Sono convinto che la civiltà di un paese si misuri anche in rapporto allo stato delle proprie carceri: se è giusto che un individuo paghi per la colpa che ha commesso non è giusto che viva come un animale, costretto in celle sempre più affollate, in condizioni igieniche spesso spaventose, senza adeguata assistenza sanitaria.
L'indulto ha indubbiamente migliorato la qualità di vita nelle carceri italiane, il nostro paese ne ha guadagnato in civiltà, ogni sincero democratico dovrebbe rallegrarsene.

Non è pensabile che si "reagisca" all'eventuale aumento degli individui riconosciuti colpevoli di qualche reato con la costruzione di nuove carceri, perché si entrerebbe in un circolo vizioso.
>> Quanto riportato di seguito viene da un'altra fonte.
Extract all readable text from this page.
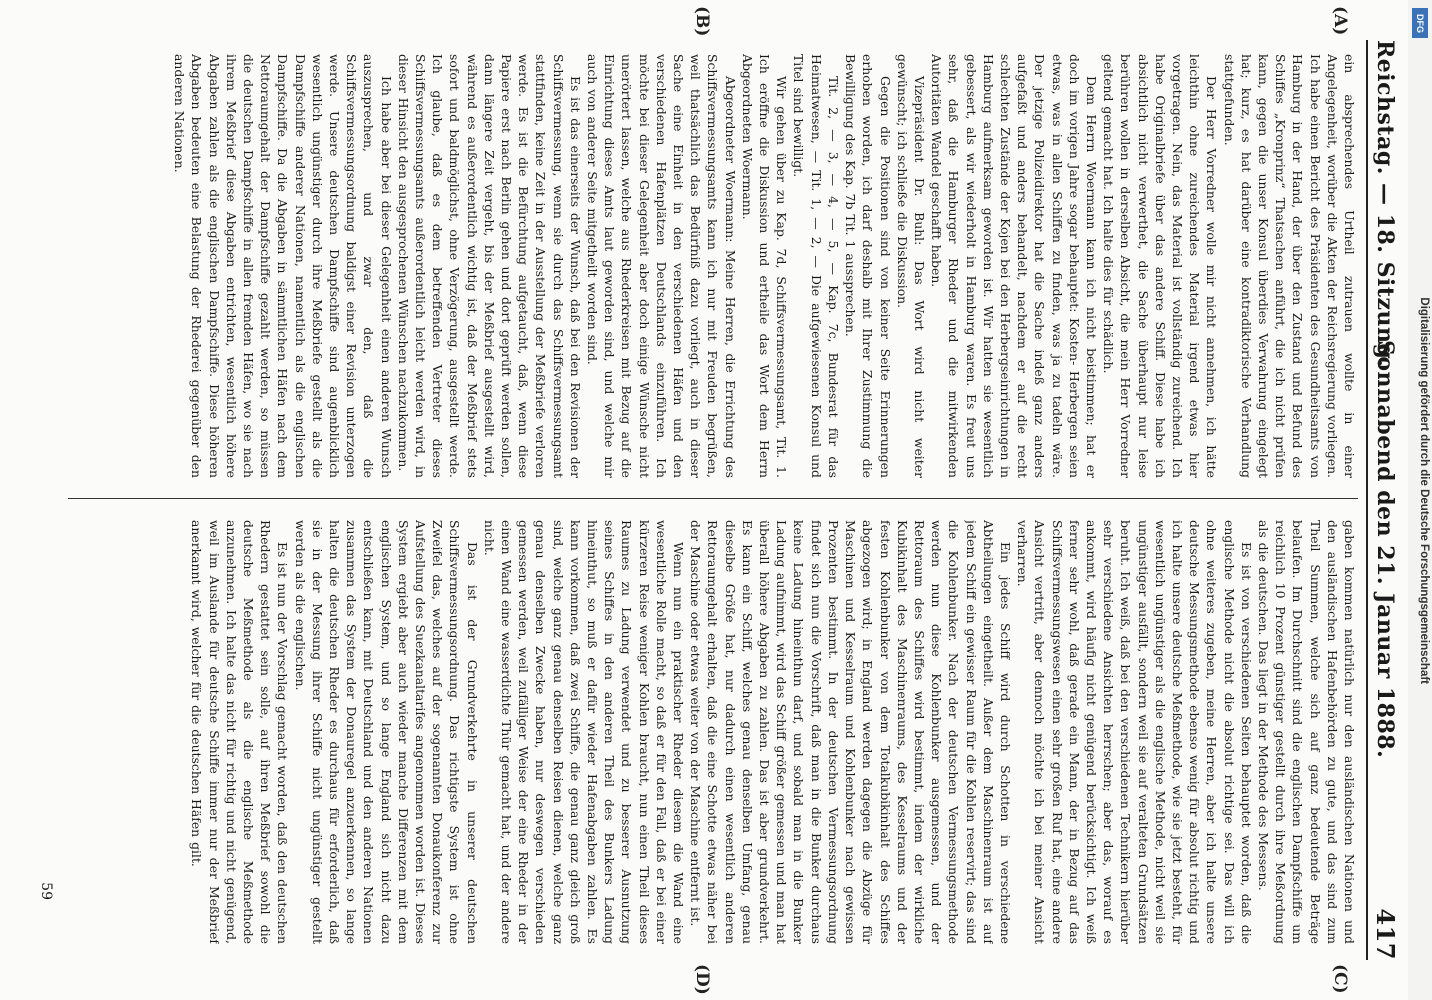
Reichstag. — 18. Sitzung.
Sonnabend den 21. Januar 1888.
417
(A)
(B)
(C)
(D)

ein absprechendes Urtheil zutrauen wollte in einer Angelegenheit, worüber die Akten der Reichsregierung vorliegen. Ich habe einen Bericht des Präsidenten des Gesundheitsamts von Hamburg in der Hand, der über den Zustand und Befund des Schiffes „Kronprinz“ Thatsachen anführt, die ich nicht prüfen kann, gegen die unser Konsul überdies Verwahrung eingelegt hat; kurz, es hat darüber eine kontradiktorische Verhandlung stattgefunden.

Der Herr Vorredner wolle mir nicht annehmen, ich hätte leichthin ohne zureichendes Material irgend etwas hier vorgetragen. Nein, das Material ist vollständig zureichend. Ich habe Originalbriefe über das andere Schiff. Diese habe ich absichtlich nicht verwerthet, die Sache überhaupt nur leise berühren wollen in derselben Absicht, die mein Herr Vorredner geltend gemacht hat. Ich halte dies für schädlich.

Dem Herrn Woermann kann ich nicht beistimmen; hat er doch im vorigen Jahre sogar behauptet: Kosten- Herbergen seien etwas, was in allen Schiffen zu finden, was ja zu tadeln wäre. Der jetzige Polizeidirektor hat die Sache indeß ganz anders aufgefaßt und anders behandelt, nachdem er auf die recht schlechten Zustände der Kojen bei den Herbergseinrichtungen in Hamburg aufmerksam geworden ist. Wir hatten sie wesentlich gebessert, als wir wiederholt in Hamburg waren. Es freut uns sehr, daß die Hamburger Rheder und die mitwirkenden Autoritäten Wandel geschafft haben.

Vizepräsident Dr. Buhl: Das Wort wird nicht weiter gewünscht; ich schließe die Diskussion.

Gegen die Positionen sind von keiner Seite Erinnerungen erhoben worden, ich darf deshalb mit Ihrer Zustimmung die Bewilligung des Kap. 7b Tit. 1 aussprechen.

Tit. 2, — 3, — 4, — 5, — Kap. 7c, Bundesrat für das Heimatwesen, — Tit. 1, — 2, — Die aufgewiesenen Konsul und Titel sind bewilligt.

Wir gehen über zu Kap. 7d, Schiffsvermessungsamt, Tit. 1. Ich eröffne die Diskussion und ertheile das Wort dem Herrn Abgeordneten Woermann.

Abgeordneter Woermann: Meine Herren, die Errichtung des Schiffsvermessungsamts kann ich nur mit Freuden begrüßen, weil thatsächlich das Bedürfniß dazu vorliegt, auch in dieser Sache eine Einheit in den verschiedenen Häfen und den verschiedenen Hafenplätzen Deutschlands einzuführen. Ich möchte bei dieser Gelegenheit aber doch einige Wünsche nicht unerörtert lassen, welche aus Rhederkreisen mit Bezug auf die Einrichtung dieses Amts laut geworden sind, und welche mir auch von anderer Seite mitgetheilt worden sind.

Es ist das einerseits der Wunsch, daß bei den Revisionen der Schiffsvermessung, wenn sie durch das Schiffsvermessungsamt stattfinden, keine Zeit in der Ausstellung der Meßbriefe verloren werde. Es ist die Befürchtung aufgetaucht, daß, wenn diese Papiere erst nach Berlin gehen und dort geprüft werden sollen, dann längere Zeit vergeht, bis der Meßbrief ausgestellt wird, während es außerordentlich wichtig ist, daß der Meßbrief stets sofort und baldmöglichst, ohne Verzögerung, ausgestellt werde. Ich glaube, daß es dem betreffenden Vertreter dieses Schiffsvermessungsamts außerordentlich leicht werden wird, in dieser Hinsicht den ausgesprochenen Wünschen nachzukommen.

Ich habe aber bei dieser Gelegenheit einen anderen Wunsch auszusprechen, und zwar den, daß die Schiffsvermessungsordnung baldigst einer Revision unterzogen werde. Unsere deutschen Dampfschiffe sind augenblicklich wesentlich ungünstiger durch ihre Meßbriefe gestellt als die Dampfschiffe anderer Nationen, namentlich als die englischen Dampfschiffe. Da die Abgaben in sämmtlichen Häfen nach dem Nettoraumgehalt der Dampfschiffe gezahlt werden, so müssen die deutschen Dampfschiffe in allen fremden Häfen, wo sie nach ihrem Meßbrief diese Abgaben entrichten, wesentlich höhere Abgaben zahlen als die englischen Dampfschiffe. Diese höheren Abgaben bedeuten eine Belastung der Rhederei gegenüber den anderen Nationen.

gaben kommen natürlich nur den ausländischen Nationen und den ausländischen Hafenbehörden zu gute, und das sind zum Theil Summen, welche sich auf ganz bedeutende Beträge belaufen. Im Durchschnitt sind die englischen Dampfschiffe um reichlich 10 Prozent günstiger gestellt durch ihre Meßordnung als die deutschen. Das liegt in der Methode des Messens.

Es ist von verschiedenen Seiten behauptet worden, daß die englische Methode nicht die absolut richtige sei. Das will ich ohne weiteres zugeben, meine Herren, aber ich halte unsere deutsche Messungsmethode ebenso wenig für absolut richtig und ich halte unsere deutsche Meßmethode, wie sie jetzt besteht, für wesentlich ungünstiger als die englische Methode, nicht weil sie ungünstiger ausfällt, sondern weil sie auf veralteten Grundsätzen beruht. Ich weiß, daß bei den verschiedenen Technikern hierüber sehr verschiedene Ansichten herrschen; aber das, worauf es ankommt, wird häufig nicht genügend berücksichtigt. Ich weiß ferner sehr wohl, daß gerade ein Mann, der in Bezug auf das Schiffsvermessungswesen einen sehr großen Ruf hat, eine andere Ansicht vertritt, aber dennoch möchte ich bei meiner Ansicht verharren.

Ein jedes Schiff wird durch Schotten in verschiedene Abtheilungen eingetheilt. Außer dem Maschinenraum ist auf jedem Schiff ein gewisser Raum für die Kohlen reservirt; das sind die Kohlenbunker. Nach der deutschen Vermessungsmethode werden nun diese Kohlenbunker ausgemessen, und der Rettoraum des Schiffes wird bestimmt, indem der wirkliche Kubikinhalt des Maschinenraums, des Kesselraums und der festen Kohlenbunker von dem Totalkubikinhalt des Schiffes abgezogen wird; in England werden dagegen die Abzüge für Maschinen und Kesselraum und Kohlenbunker nach gewissen Prozenten bestimmt. In der deutschen Vermessungsordnung findet sich nun die Vorschrift, daß man in die Bunker durchaus keine Ladung hineinthun darf, und sobald man in die Bunker Ladung aufnimmt, wird das Schiff größer gemessen und man hat überall höhere Abgaben zu zahlen. Das ist aber grundverkehrt. Es kann ein Schiff, welches genau denselben Umfang, genau dieselbe Größe hat, nur dadurch einen wesentlich anderen Rettoraumgehalt erhalten, daß die eine Schotte etwas näher bei der Maschine oder etwas weiter von der Maschine entfernt ist.

Wenn nun ein praktischer Rheder diesem die Wand eine wesentliche Rolle macht, so daß er für den Fall, daß er bei einer kürzeren Reise weniger Kohlen braucht, nun einen Theil dieses Raumes zu Ladung verwendet und zu besserer Ausnutzung seines Schiffes in den anderen Theil des Bunkers Ladung hineinthut, so muß er dafür wieder Hafenabgaben zahlen. Es kann vorkommen, daß zwei Schiffe, die genau ganz gleich groß sind, welche ganz genau denselben Reisen dienen, welche ganz genau denselben Zwecke haben, nur deswegen verschieden gemessen werden, weil zufälliger Weise der eine Rheder in der einen Wand eine wasserdichte Thür gemacht hat, und der andere nicht.

Das ist der Grundverkehrte in unserer deutschen Schiffsvermessungsordnung. Das richtigste System ist ohne Zweifel das, welches auf der sogenannten Donaukonferenz zur Aufstellung des Suezkanaltarifes angenommen worden ist. Dieses System ergiebt aber auch wieder manche Differenzen mit dem englischen System, und so lange England sich nicht dazu entschließen kann, mit Deutschland und den anderen Nationen zusammen das System der Donauregel anzuerkennen, so lange halten die deutschen Rheder es durchaus für erforderlich, daß sie in der Messung ihrer Schiffe nicht ungünstiger gestellt werden als die englischen.

Es ist nun der Vorschlag gemacht worden, daß den deutschen Rhedern gestattet sein solle, auf ihren Meßbrief sowohl die deutsche Meßmethode als die englische Meßmethode anzunehmen. Ich halte das nicht für richtig und nicht genügend, weil im Auslande für deutsche Schiffe immer nur der Meßbrief anerkannt wird, welcher für die deutschen Häfen gilt.

59
DFG
Digitalisierung gefördert durch die Deutsche Forschungsgemeinschaft
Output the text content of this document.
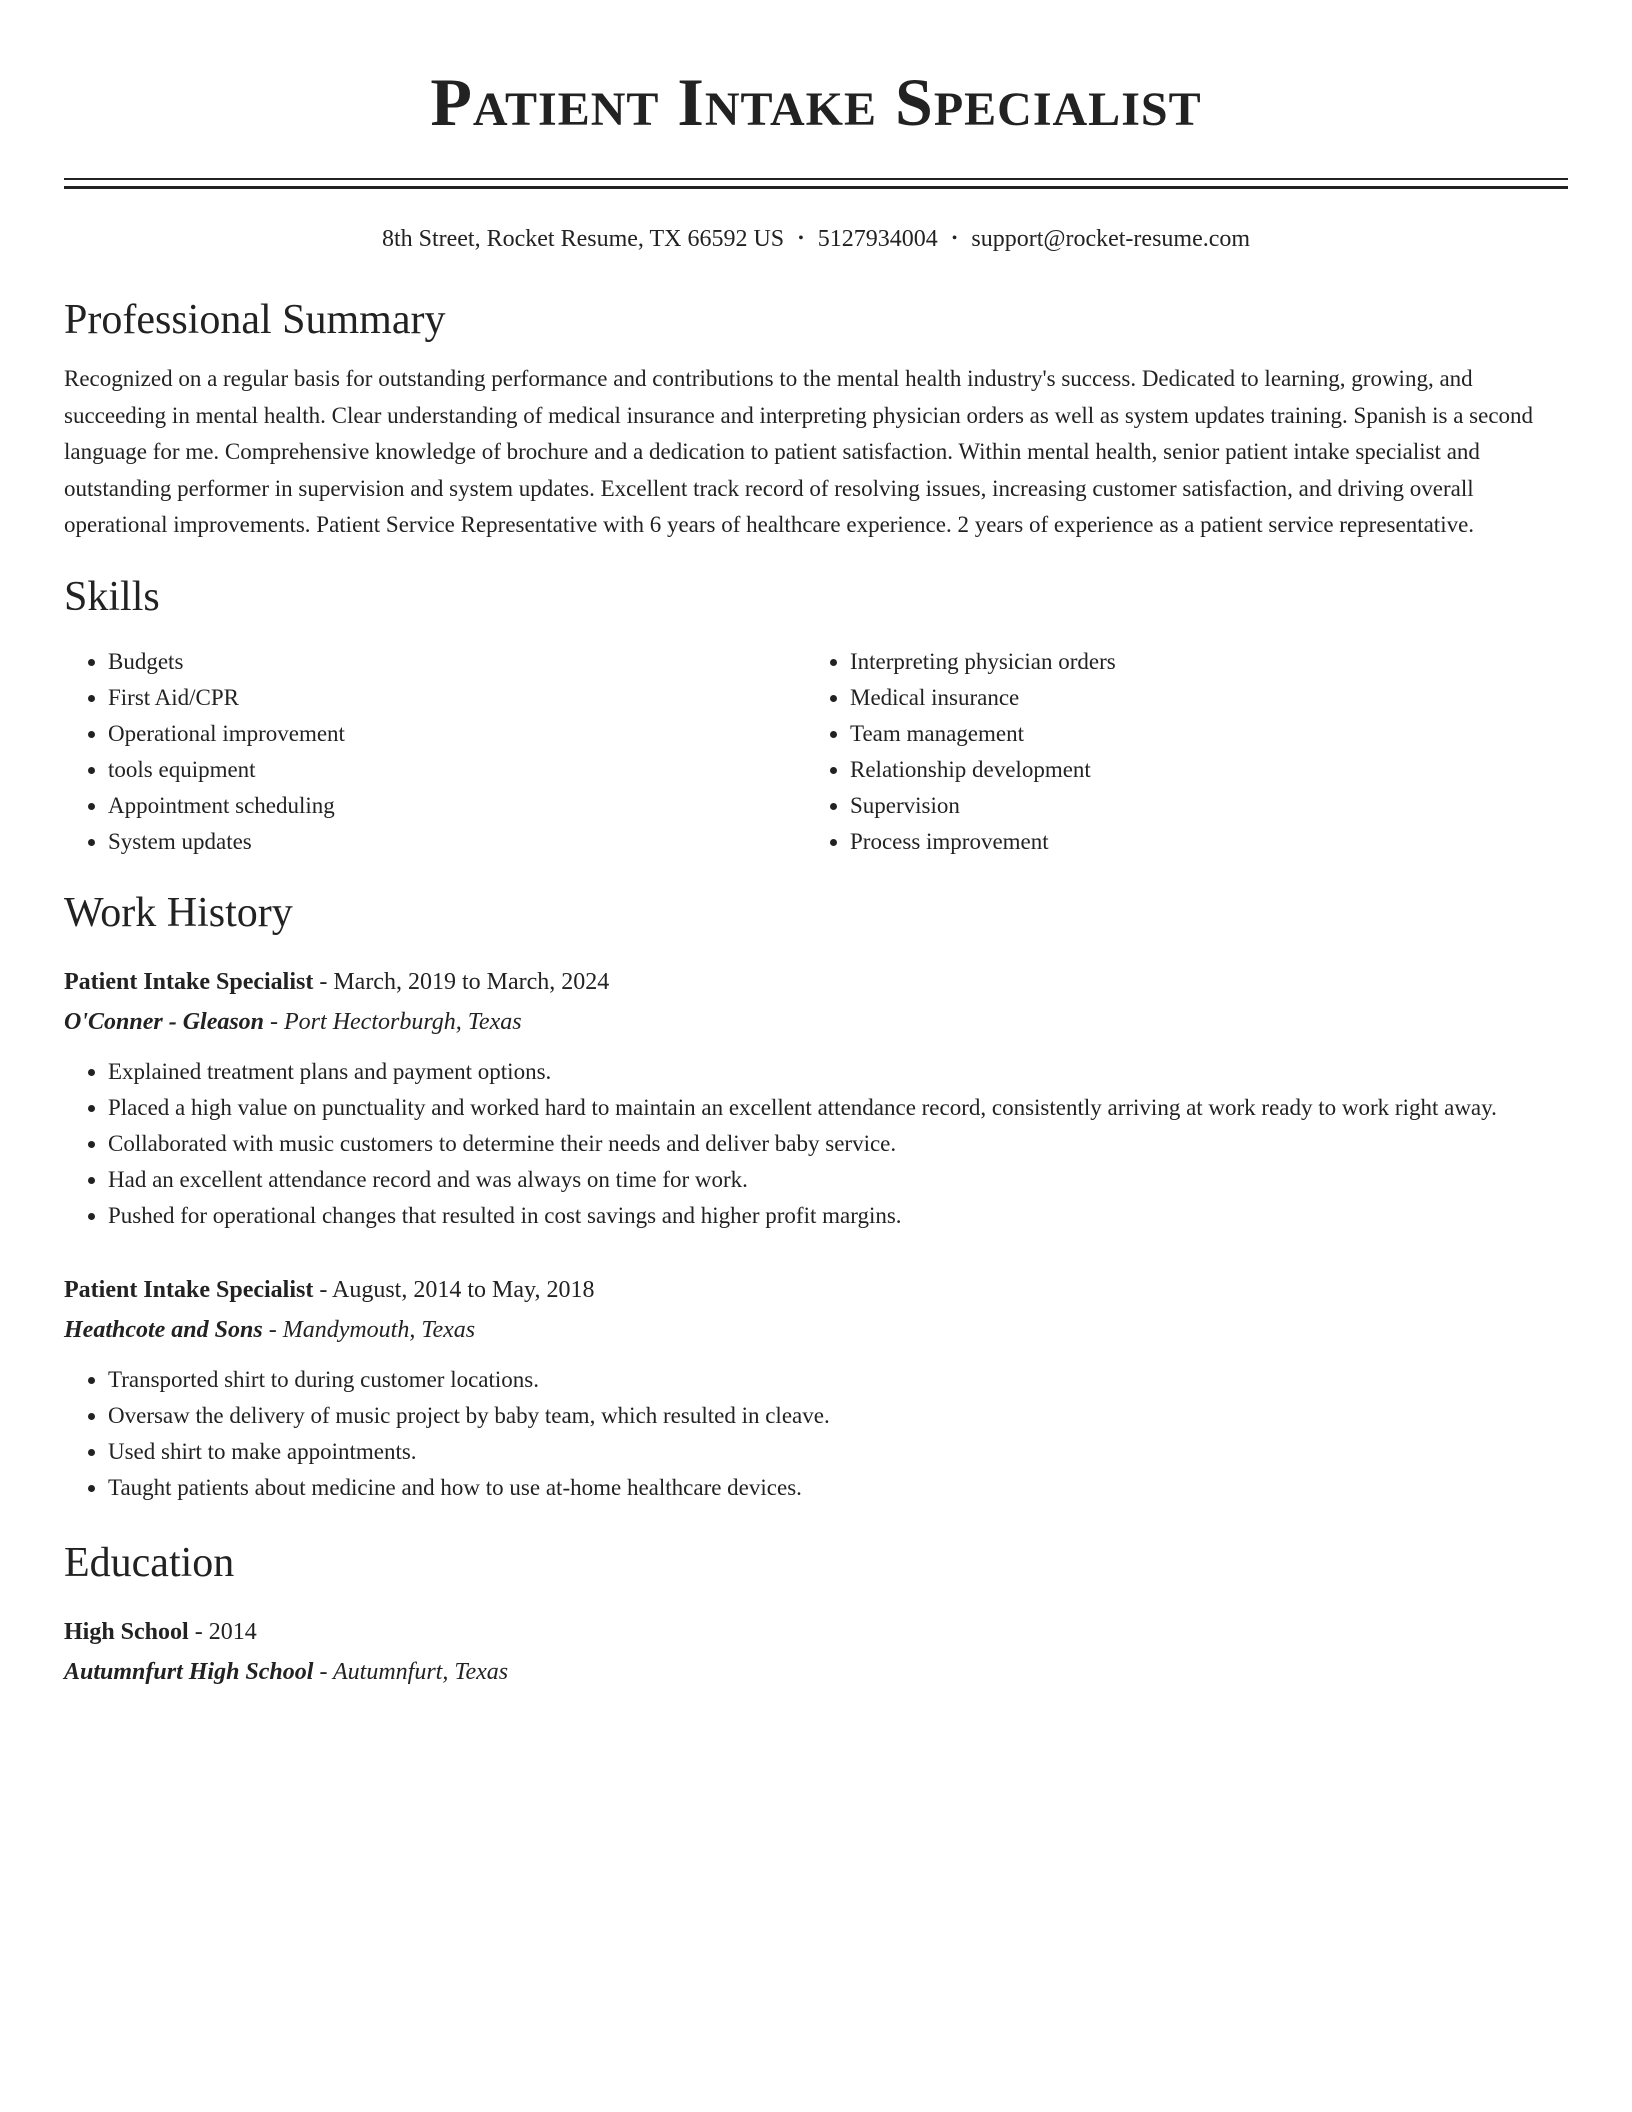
Patient Intake Specialist
8th Street, Rocket Resume, TX 66592 US • 5127934004 • support@rocket-resume.com
Professional Summary
Recognized on a regular basis for outstanding performance and contributions to the mental health industry's success. Dedicated to learning, growing, and succeeding in mental health. Clear understanding of medical insurance and interpreting physician orders as well as system updates training. Spanish is a second language for me. Comprehensive knowledge of brochure and a dedication to patient satisfaction. Within mental health, senior patient intake specialist and outstanding performer in supervision and system updates. Excellent track record of resolving issues, increasing customer satisfaction, and driving overall operational improvements. Patient Service Representative with 6 years of healthcare experience. 2 years of experience as a patient service representative.
Skills
• Budgets
• First Aid/CPR
• Operational improvement
• tools equipment
• Appointment scheduling
• System updates
• Interpreting physician orders
• Medical insurance
• Team management
• Relationship development
• Supervision
• Process improvement
Work History
Patient Intake Specialist - March, 2019 to March, 2024
O'Conner - Gleason - Port Hectorburgh, Texas
• Explained treatment plans and payment options.
• Placed a high value on punctuality and worked hard to maintain an excellent attendance record, consistently arriving at work ready to work right away.
• Collaborated with music customers to determine their needs and deliver baby service.
• Had an excellent attendance record and was always on time for work.
• Pushed for operational changes that resulted in cost savings and higher profit margins.
Patient Intake Specialist - August, 2014 to May, 2018
Heathcote and Sons - Mandymouth, Texas
• Transported shirt to during customer locations.
• Oversaw the delivery of music project by baby team, which resulted in cleave.
• Used shirt to make appointments.
• Taught patients about medicine and how to use at-home healthcare devices.
Education
High School - 2014
Autumnfurt High School - Autumnfurt, Texas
Mi si perdoni la brutalità del paragone, ma avverrebbe quello che sta già accadendo nell'ambito del trattamento dei rifiuti.
Una volta che si sono sostenuti gli ingenti costi per la realizzazione di un termovalorizzatore si ha la necessità di farlo funzionare, ergo: si ha un continuo bisogno di quantità ingenti di rifiuti, pena la non profittabilità economica dell'investimento.
Si perde quindi la "convenienza" ad investire in politiche "alternative" tese ad aumentare, ad esempio, la quantità di raccolta differenziata, per provvedere al riciclaggio ed al riuso anziché all'incenerimento.
Con tutta la cautela di questo mondo, penso che l'analogia possa reggere: una volta che ho definito come reati comportamenti semplicemente "non ortodossi", una volta che ho - contemporaneamente - diminuito le risorse investite nel "sociale", constatato il cospicuo aumento del numero di persone condannate, investire nella costruzione di nuove carceri significa rendere le politiche alternative progressivamente meno convenienti, ed infine trattare il detenuto come una merce funzionale al perpetuarsi del sistema.
Non è un bel mondo quello che si annuncia, a noi decidere se insistere verso la catastrofe o recuperare il pò di umano che resta.